(Il testo seguente è tratto integralmente dalla nota stampa inviata all’Agenzia Opinione) –
///
“Nella notte della finanziaria il cosiddetto ‘Campo largo’ naufraga definitivamente sotto il peso delle proprie contraddizioni interne. Quello a cui abbiamo assistito non è un episodio isolato, ma la certificazione plastica di una coalizione inesistente”.
Dopo l’intervento del Presidente Conte su un ordine del giorno relativo alle spese militari si è consumato uno scontro evidente e imbarazzante. Dalle parole del leader M5s hanno preso le distanze Azione e il deputato Della Vedova; tra le fila dei dem- spaccati tra astensioni e voti contrari della componente riformista- Fassino ha criticato frontalmente il leader e le posizioni del Movimento 5 Stelle, creando un palese imbarazzo all’interno di quella che dovrebbe essere una coalizione alleata.

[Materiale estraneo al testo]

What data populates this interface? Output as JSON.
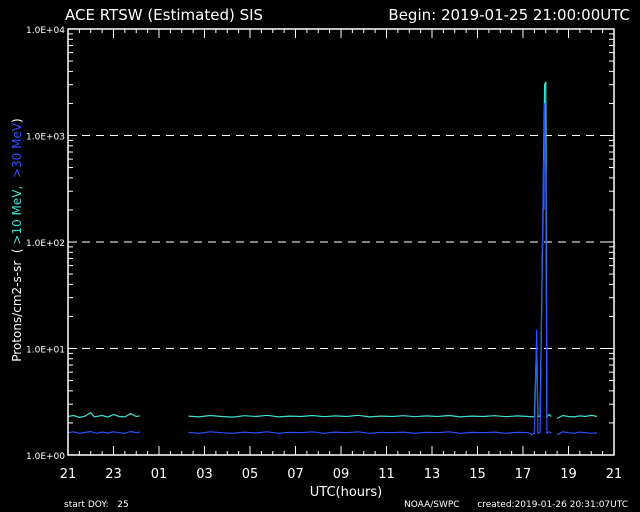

Non c’è da meravigliarsi perché le divisioni sulla Difesa e sulla politica estera sono strutturali all’interno delle opposizioni e quando i leader dei partiti sono presenti in Aula lo scontro appare evidente e insanabile: il Campo Largo è, nei fatti, inesistente e tenuto insieme solo dalla necessità di sommare tutto e il suo contrario. Quello che sta accadendo in Sardegna e quanto avvenuto stanotte lo dimostrano ne sono solo la rappresentazione più evidente.